If $\gamma$ and $p$ are fixed, then we can find a condition for $m = m_k$ which guarantees $S \to 0$ as $k \to \infty$.
Sufficient condition
Consider first the case $\beta \leq 1$. Let $x \in \Bbb{R}$ be arbitrary. Then by (2),
\begin{align*} S &\leq \Bbb{E}[ \exp ( -a_k \beta^{X-\gamma k} ) \mathbf{1}_{\{ (X-\gamma k)/\sqrt{k} < x\}} ] \\ &\qquad +\Bbb{E}[ \exp ( -a_k \beta^{X-\gamma k} ) \mathbf{1}_{\{ (X-\gamma k)/\sqrt{k} \geq x\}} ] \\ &\leq \exp( -a_k \beta^{x\sqrt{k}} ) + \Bbb{P}((X-\gamma k)/\sqrt{k} \geq x). \end{align*}
Combining the assumption and the classical CLT, this gives an estimate to the limsup of $S$ as follows :
$$ \limsup_{k\to\infty} S \leq \Phi(-x/\sqrt{\smash[b]{\gamma(1-\gamma)}}), $$
where $\Phi$ is the CDF of the standard normal distribution.
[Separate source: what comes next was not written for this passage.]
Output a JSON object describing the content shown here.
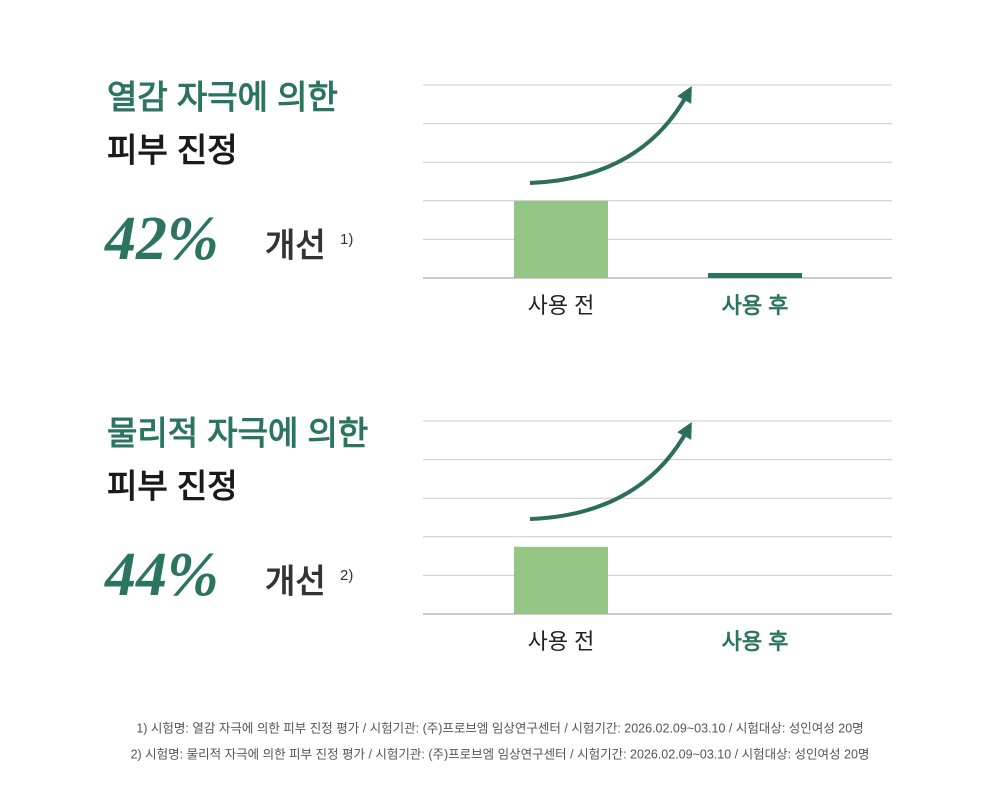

Now taking $x \to \infty$ we get the desired conclusion when $\beta \leq 1$. The other case $\beta \geq 1$ can be treated similarly, and we omit the proof.
Necessary condition
Again let us focus on the case $\beta \leq 1$. Let $r > 0$ be arbitrary, and let $x = \log r / \log \beta$. Then by (2),
\begin{align*} S &\geq \Bbb{E}[ \exp(-(1+\epsilon)a_k \beta^{X-k\gamma}) \mathbf{1}_{\{ (X-\gamma k)/\sqrt{k} \geq x \}} ] \\ &\geq \exp(-(1+\epsilon)a_k r^{\sqrt{k}}) \Bbb{P}((X-\gamma k)/\sqrt{k} \geq x). \end{align*}
Rearranging everything w.r.t. $a_k r^{\sqrt{k}}$, we get
$$ a_k r^{\sqrt{k}} \geq \frac{1}{1+\epsilon}\log \left( \frac{\Bbb{P}((X-\gamma k)/\sqrt{k} \geq x)}{S} \right) . $$
From the classical CLT and the assumption, the right-hand side diverges to $+\infty$ as $k \to \infty$.